Macron s’inquiète pour nos enfants et leur santé, lui qui n’en a pas mais se met régulièrement en scène en petit père du peuple. Il cite surtout les problèmes ophtalmo et psy, il faudrait ajouter le manque de dépense physique, soit des reproches qu’on a pu aussi faire en leur temps à la télévision et même à la lecture (« tu t’abîmes les yeux », « tu serais mieux à aller prendre l’air dehors », « c’est pas sain », etc.) (1). Mais en matière de sport aussi, il n’y a de place que pour l’excellence, pas pour la pratique de masse qui permet à des millions de gens de se faire plaisir, de se maintenir en forme et accessoirement de former les rangs touffus d’où sortent les champion·nes. La France de Macron veut des champion·nes mais elle refuse d’investir dans les équipements sportifs ou dans le sport à l’école.
Juste avant les Jeux olympiques de 2024, le journaliste Philippe Descamps notait : « Dans le département du Stade de France (la Seine-Saint-Denis), où professeurs et parents d’élèves se sont mobilisés ce printemps en réclamant un "plan d’urgence pour l’éducation", le nombre d’installations sportives ne représente que le tiers de la moyenne nationale, avec une ancienneté globale de plus de quarante ans.

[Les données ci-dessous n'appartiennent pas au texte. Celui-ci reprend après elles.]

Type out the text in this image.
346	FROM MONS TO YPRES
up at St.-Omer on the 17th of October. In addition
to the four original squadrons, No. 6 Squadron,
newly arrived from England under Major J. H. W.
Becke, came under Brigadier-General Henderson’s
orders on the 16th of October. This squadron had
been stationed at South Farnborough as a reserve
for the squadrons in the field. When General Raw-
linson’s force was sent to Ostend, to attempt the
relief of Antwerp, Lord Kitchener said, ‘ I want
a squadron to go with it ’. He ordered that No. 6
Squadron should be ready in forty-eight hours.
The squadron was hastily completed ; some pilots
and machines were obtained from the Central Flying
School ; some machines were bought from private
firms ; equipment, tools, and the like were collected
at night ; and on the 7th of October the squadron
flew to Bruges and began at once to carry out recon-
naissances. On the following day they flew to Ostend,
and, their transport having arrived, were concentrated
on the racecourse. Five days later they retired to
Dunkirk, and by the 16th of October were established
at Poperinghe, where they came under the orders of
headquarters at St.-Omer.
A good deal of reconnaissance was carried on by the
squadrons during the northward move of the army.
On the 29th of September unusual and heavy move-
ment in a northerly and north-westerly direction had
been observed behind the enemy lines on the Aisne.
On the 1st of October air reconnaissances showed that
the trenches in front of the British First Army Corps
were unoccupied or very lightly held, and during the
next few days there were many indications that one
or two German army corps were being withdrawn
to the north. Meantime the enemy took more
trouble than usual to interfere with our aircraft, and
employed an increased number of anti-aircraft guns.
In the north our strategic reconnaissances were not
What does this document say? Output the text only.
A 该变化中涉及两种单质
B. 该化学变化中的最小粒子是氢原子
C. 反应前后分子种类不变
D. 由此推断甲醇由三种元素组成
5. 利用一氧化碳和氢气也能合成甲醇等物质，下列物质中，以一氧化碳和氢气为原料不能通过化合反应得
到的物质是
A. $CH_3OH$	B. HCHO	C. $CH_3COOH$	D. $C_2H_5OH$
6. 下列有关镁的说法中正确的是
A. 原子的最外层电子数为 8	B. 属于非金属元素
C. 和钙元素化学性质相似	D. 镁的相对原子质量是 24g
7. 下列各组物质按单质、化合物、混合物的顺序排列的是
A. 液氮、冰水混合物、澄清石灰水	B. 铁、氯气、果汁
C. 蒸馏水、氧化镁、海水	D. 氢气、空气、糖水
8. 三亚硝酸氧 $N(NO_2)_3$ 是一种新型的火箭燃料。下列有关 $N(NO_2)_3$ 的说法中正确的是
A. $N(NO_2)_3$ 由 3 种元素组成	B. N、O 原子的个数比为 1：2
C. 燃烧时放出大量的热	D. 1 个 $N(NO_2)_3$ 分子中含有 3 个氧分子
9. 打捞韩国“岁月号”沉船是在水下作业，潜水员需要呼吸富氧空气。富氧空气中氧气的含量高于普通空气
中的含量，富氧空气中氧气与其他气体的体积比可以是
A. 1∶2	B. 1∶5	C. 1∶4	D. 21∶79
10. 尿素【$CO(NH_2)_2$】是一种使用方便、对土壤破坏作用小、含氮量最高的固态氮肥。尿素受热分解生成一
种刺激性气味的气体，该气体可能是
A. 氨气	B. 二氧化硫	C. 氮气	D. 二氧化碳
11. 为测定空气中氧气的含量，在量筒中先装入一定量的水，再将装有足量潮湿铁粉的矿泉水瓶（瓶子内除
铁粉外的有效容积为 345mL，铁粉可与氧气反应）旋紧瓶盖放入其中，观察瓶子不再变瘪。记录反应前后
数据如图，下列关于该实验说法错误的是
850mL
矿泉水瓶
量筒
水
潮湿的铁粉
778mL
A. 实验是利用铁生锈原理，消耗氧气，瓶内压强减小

Près de 40 % des élèves entrant en sixième ne savent pas nager. Les clubs refusent les adhérents, faute de place. » Même tableau concernant l’accès à des piscines. Il n’y a jamais eu autant de piscines particulières mais le journaliste Philippe Baqué constate qu’« apprendre à nager n’est plus donné à tout le monde ».
Papa Macron refuse aux gosses les jeux vidéos, l’usage des réseaux sociaux et des smartphones à l’école parce que ce n’est pas bon pour eux et lui sait mieux. Dehors, les jeunes n’ont pas toujours accès à des équipements sportifs, la plupart vivent dans des villes ou des quartiers livrés à la bagnole, et les jeunes mecs racisés sont soumis au harcèlement policier. Mais il faut quand même sortir pour fournir des régiments de champion·nes, en sport ou en e-sport, et ne pas rester à la maison le nez rivé sur les écrans. Où donc se mettre et quoi faire pour satisfaire la bourgeoisie néolibérale ?
(1) Ce n’est pas pour dire que la lecture et les écrans, c’est tout à fait la même chose. Si comme moi vous avez loupé les dernières Assises de l’attention, allez voir le collectif qui les organise.